Last month, a panel of federal appellate judges rejected the conservancy's request, filed with other conservation groups, to stop the planting of hatchery-born steelhead in the Elwha River west of Port Angeles.
The ruling clears the way for Lower Elwha Klallam tribal hatchery managers to proceed with their planned release of as many as 175,000 steelhead along with 425,000 coho salmon from a $16.5 million hatchery built to help restore Elwha River fish runs as part of the river's dam removals.
But in the ruling, U.S. District Court Judge Benjamin Settle said federal agencies must review their plans to see whether the release numbers could be reduced.
He said the government should confer on a compromise with the conservation groups, which had proposed a release of 50,000 steelhead and 50,000 coho into the Elwha.
Puget Sound rivers
Key elements of the state-conservancy agreement over the Puget Sound-area rivers:
■ State Fish and Wildlife may release up to 180,000 hatchery steelhead in 2014 and again in 2015 into the Skykomish River, which flows into the Snohomish River near Monroe.
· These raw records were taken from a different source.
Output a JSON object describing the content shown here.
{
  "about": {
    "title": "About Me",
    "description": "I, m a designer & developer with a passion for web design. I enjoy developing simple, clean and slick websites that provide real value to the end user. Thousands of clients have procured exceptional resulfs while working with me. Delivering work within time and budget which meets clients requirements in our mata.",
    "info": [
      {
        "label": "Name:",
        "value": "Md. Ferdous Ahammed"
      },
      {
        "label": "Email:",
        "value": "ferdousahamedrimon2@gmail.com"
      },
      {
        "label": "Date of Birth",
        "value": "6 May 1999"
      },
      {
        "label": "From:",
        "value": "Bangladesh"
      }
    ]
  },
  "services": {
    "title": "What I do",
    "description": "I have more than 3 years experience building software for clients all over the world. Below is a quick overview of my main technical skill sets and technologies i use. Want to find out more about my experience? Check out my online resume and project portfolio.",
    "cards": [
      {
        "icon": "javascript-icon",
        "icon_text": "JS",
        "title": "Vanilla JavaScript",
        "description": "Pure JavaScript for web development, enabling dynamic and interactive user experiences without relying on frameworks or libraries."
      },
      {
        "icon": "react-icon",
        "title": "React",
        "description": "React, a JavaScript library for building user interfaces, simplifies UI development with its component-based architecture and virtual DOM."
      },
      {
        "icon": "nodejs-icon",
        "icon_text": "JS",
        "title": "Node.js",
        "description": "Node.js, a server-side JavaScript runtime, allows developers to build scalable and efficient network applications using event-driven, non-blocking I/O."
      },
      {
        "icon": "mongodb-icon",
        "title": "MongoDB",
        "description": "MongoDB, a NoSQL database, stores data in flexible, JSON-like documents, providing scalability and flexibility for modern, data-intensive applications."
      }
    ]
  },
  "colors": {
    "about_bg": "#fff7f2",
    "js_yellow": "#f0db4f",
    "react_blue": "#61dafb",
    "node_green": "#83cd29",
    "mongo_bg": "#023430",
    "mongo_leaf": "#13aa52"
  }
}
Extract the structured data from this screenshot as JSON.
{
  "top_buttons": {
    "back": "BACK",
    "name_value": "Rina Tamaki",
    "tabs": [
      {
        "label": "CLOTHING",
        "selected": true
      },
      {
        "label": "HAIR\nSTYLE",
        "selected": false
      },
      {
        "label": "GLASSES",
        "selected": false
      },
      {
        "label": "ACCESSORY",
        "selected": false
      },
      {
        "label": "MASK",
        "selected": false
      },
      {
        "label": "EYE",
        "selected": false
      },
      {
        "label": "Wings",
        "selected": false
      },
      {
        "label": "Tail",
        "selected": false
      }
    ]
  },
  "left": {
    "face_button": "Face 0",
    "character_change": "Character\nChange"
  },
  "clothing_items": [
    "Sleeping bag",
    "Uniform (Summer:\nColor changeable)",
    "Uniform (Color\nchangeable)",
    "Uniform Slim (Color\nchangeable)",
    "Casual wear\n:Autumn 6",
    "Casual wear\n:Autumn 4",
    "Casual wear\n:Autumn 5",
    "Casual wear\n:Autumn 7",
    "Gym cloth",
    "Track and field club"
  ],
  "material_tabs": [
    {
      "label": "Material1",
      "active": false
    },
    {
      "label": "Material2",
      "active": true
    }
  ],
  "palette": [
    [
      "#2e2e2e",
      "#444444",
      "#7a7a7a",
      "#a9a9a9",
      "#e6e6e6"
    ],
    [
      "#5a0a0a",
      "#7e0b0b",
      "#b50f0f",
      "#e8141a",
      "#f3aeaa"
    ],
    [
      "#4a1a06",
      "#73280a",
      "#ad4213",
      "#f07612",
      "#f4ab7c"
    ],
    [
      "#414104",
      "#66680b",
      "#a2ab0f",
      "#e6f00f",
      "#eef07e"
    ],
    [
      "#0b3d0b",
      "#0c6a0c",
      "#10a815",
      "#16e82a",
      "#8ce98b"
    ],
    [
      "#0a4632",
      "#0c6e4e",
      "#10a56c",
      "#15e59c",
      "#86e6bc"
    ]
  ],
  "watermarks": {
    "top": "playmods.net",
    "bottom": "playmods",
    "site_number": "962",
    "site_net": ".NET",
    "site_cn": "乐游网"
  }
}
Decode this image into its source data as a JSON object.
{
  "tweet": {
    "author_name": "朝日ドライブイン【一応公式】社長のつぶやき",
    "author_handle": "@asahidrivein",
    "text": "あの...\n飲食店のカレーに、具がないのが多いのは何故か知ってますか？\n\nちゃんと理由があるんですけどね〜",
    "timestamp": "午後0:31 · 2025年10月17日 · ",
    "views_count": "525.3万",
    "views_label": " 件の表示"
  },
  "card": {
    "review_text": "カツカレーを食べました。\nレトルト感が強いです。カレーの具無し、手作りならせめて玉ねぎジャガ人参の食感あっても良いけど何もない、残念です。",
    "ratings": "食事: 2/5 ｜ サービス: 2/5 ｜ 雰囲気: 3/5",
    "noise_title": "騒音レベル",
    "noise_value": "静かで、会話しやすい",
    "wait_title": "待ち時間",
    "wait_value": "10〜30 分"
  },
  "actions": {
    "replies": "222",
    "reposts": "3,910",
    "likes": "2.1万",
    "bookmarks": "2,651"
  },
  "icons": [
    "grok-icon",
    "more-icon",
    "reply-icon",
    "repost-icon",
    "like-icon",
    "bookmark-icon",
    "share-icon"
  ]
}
■ The conservancy will not sue the department over its Puget Sound hatchery programs during the next 2½ years or until National Marine Fisheries Service approves those programs, whichever comes first.
■ The agency will refrain from planting early winter hatchery steelhead into most rivers in the Puget Sound region until NMFS completes its review.
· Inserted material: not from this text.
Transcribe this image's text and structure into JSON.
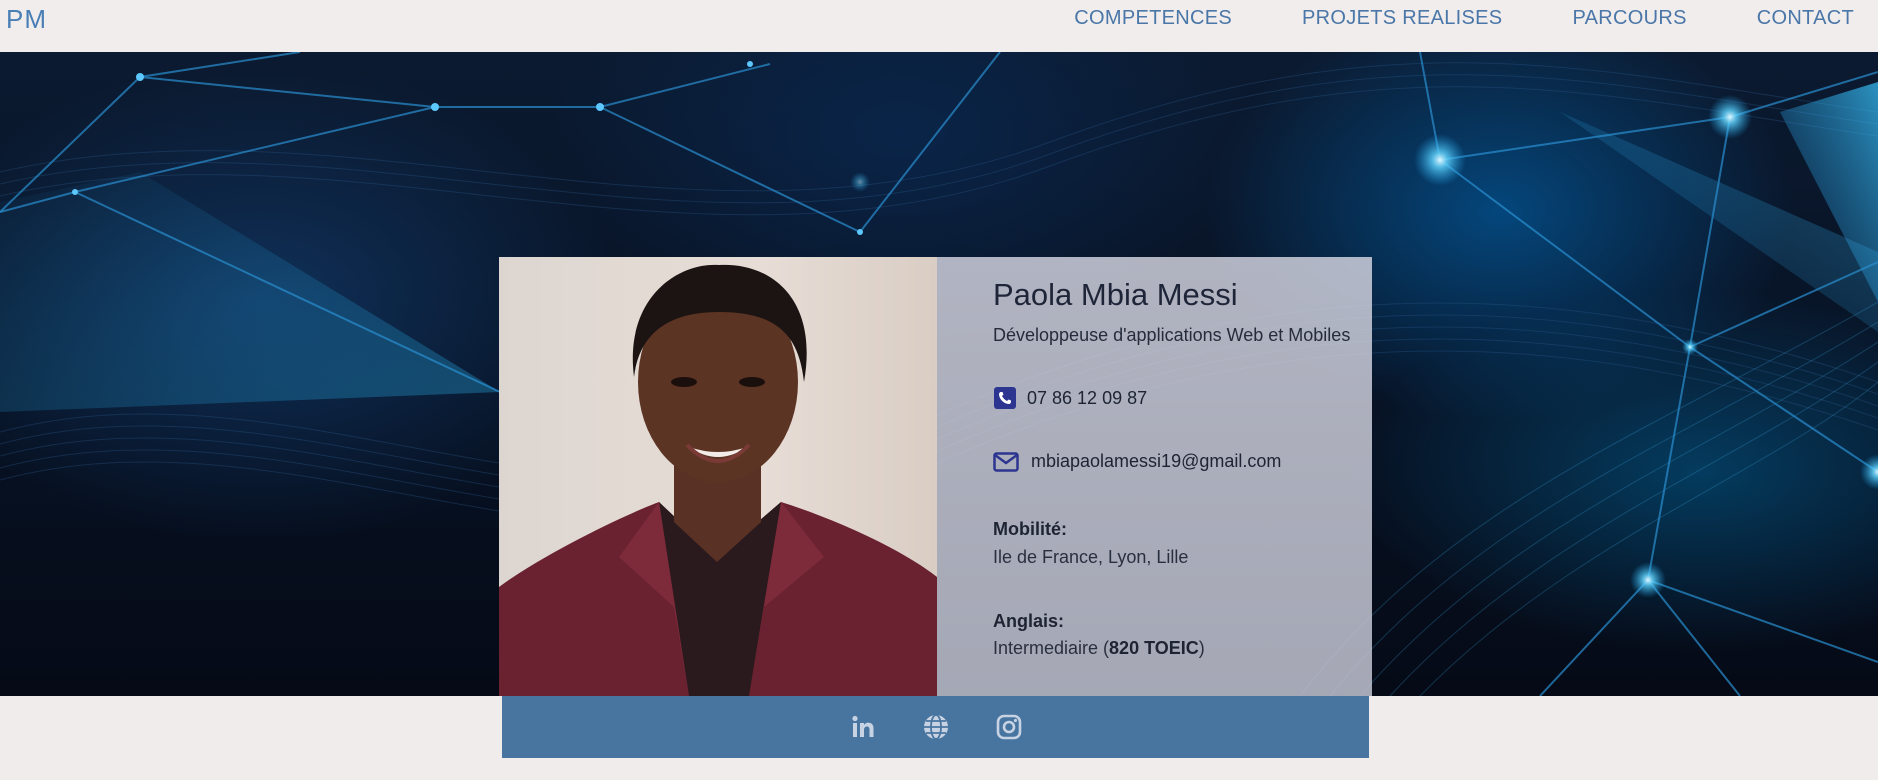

■ A 12-year research program will be created on the Skagit River. During the study, no early winter steelhead will be released into the Skagit watershed.
In cooperation with the conservancy, the department will work with tribes to evaluate and potentially implement a steelhead hatchery program in the Skagit using native steelhead.
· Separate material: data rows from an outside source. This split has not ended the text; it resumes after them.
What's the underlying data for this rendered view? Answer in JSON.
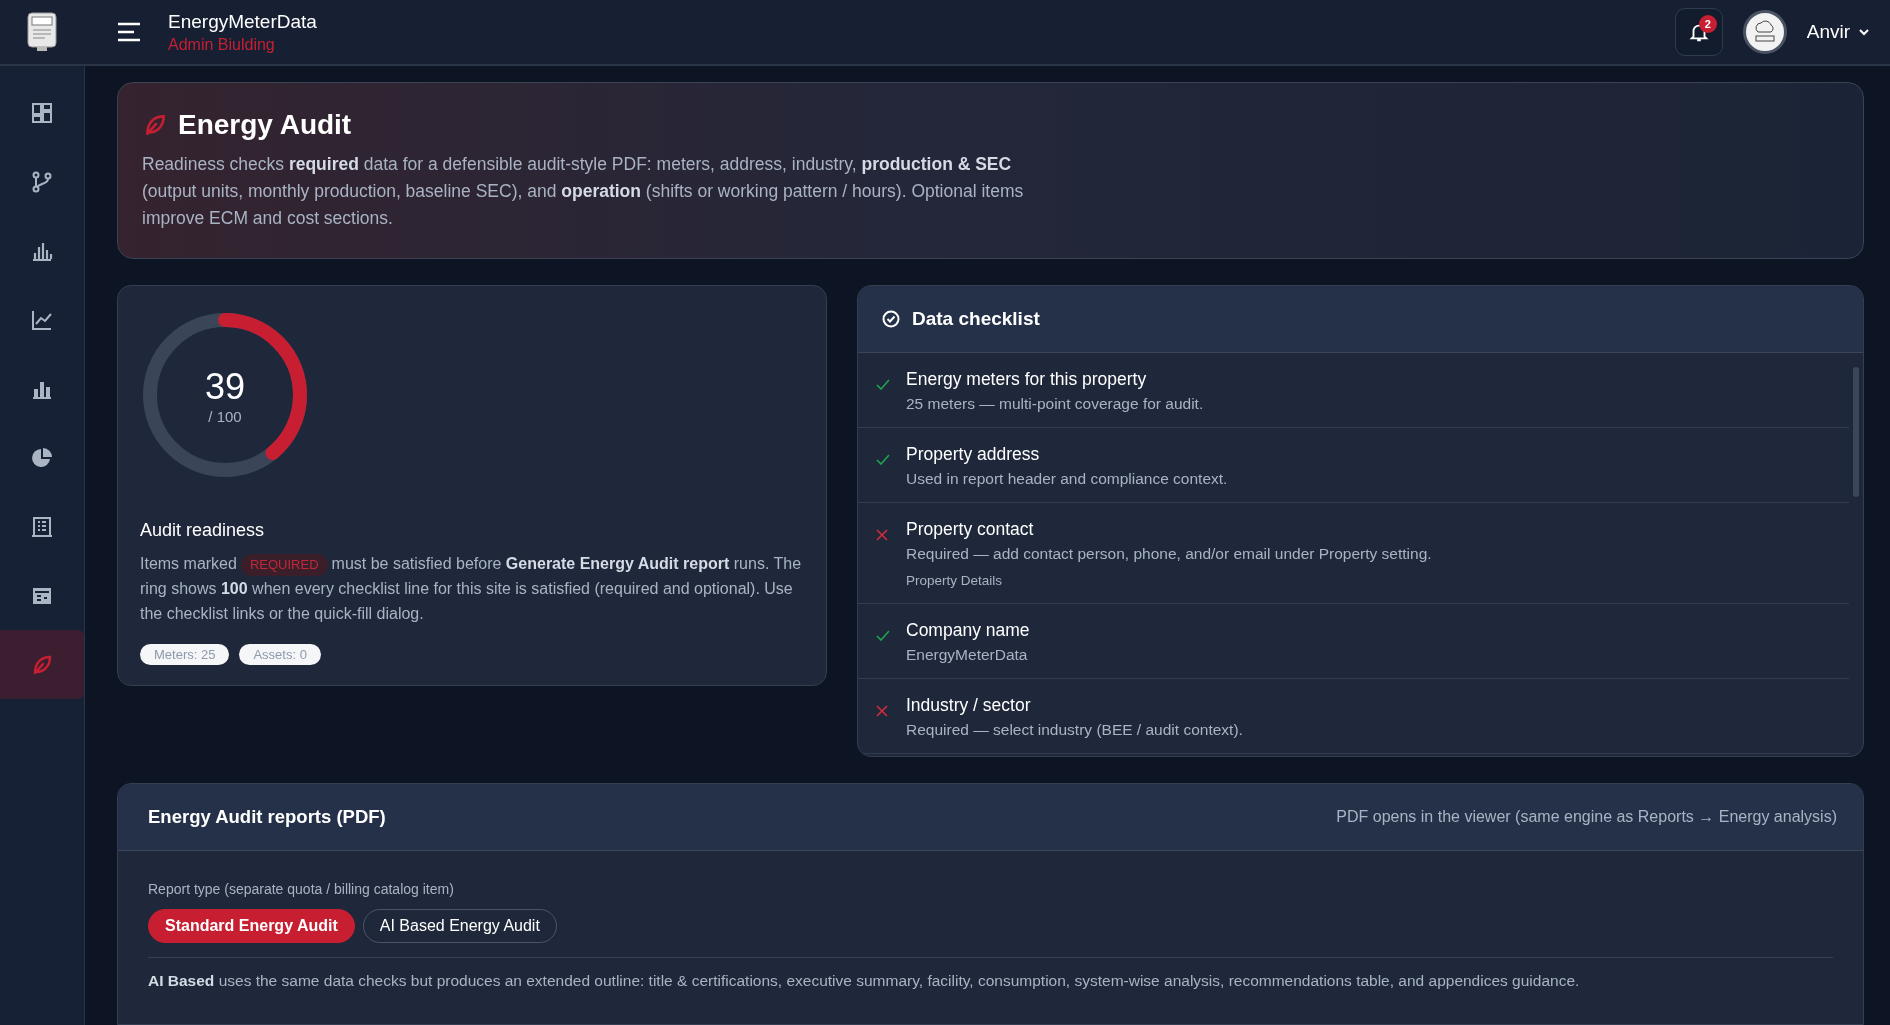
{
  "topbar": {
    "app_name": "EnergyMeterData",
    "subtitle": "Admin Biulding",
    "notifications": "2",
    "user": "Anvir"
  },
  "sidebar": {
    "items": [
      {
        "selected": false
      },
      {
        "selected": false
      },
      {
        "selected": false
      },
      {
        "selected": false
      },
      {
        "selected": false
      },
      {
        "selected": false
      },
      {
        "selected": false
      },
      {
        "selected": false
      },
      {
        "selected": true
      }
    ]
  },
  "hero": {
    "title": "Energy Audit",
    "description": "Readiness checks **required** data for a defensible audit-style PDF: meters, address, industry, **production & SEC** (output units, monthly production, baseline SEC), and **operation** (shifts or working pattern / hours). Optional items improve ECM and cost sections."
  },
  "readiness": {
    "score": "39",
    "out_of": "/ 100",
    "level": 0.39,
    "title": "Audit readiness",
    "text_before": "Items marked",
    "badge": "REQUIRED",
    "text_after": "must be satisfied before **Generate Energy Audit report** runs. The ring shows **100** when every checklist line for this site is satisfied (required and optional). Use the checklist links or the quick-fill dialog.",
    "pills": [
      "Meters: 25",
      "Assets: 0"
    ]
  },
  "checklist": {
    "title": "Data checklist",
    "items": [
      {
        "title": "Energy meters for this property",
        "detail": "25 meters — multi-point coverage for audit.",
        "done": true
      },
      {
        "title": "Property address",
        "detail": "Used in report header and compliance context.",
        "done": true
      },
      {
        "title": "Property contact",
        "detail": "Required — add contact person, phone, and/or email under Property setting.",
        "link": "Property Details",
        "done": false
      },
      {
        "title": "Company name",
        "detail": "EnergyMeterData",
        "done": true
      },
      {
        "title": "Industry / sector",
        "detail": "Required — select industry (BEE / audit context).",
        "done": false
      }
    ]
  },
  "reports": {
    "title": "Energy Audit reports (PDF)",
    "note": "PDF opens in the viewer (same engine as Reports → Energy analysis)",
    "type_label": "Report type (separate quota / billing catalog item)",
    "types": [
      {
        "label": "Standard Energy Audit",
        "selected": true
      },
      {
        "label": "AI Based Energy Audit",
        "selected": false
      }
    ],
    "description": "**AI Based** uses the same data checks but produces an extended outline: title & certifications, executive summary, facility, consumption, system-wise analysis, recommendations table, and appendices guidance."
  }
}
■ The department may release hatchery steelhead into other rivers around Puget Sound when NMFS approves the department's hatchery genetic management plans.
■ Early winter steelhead from department hatcheries that cannot be released into Puget Sound-area rivers will be released into inland trout lakes that have no connection to the Sound.
The department will give the conservancy 14 days' advance notice of those releases.
■ The agency will pay the conservancy $45,000 for litigation expenses.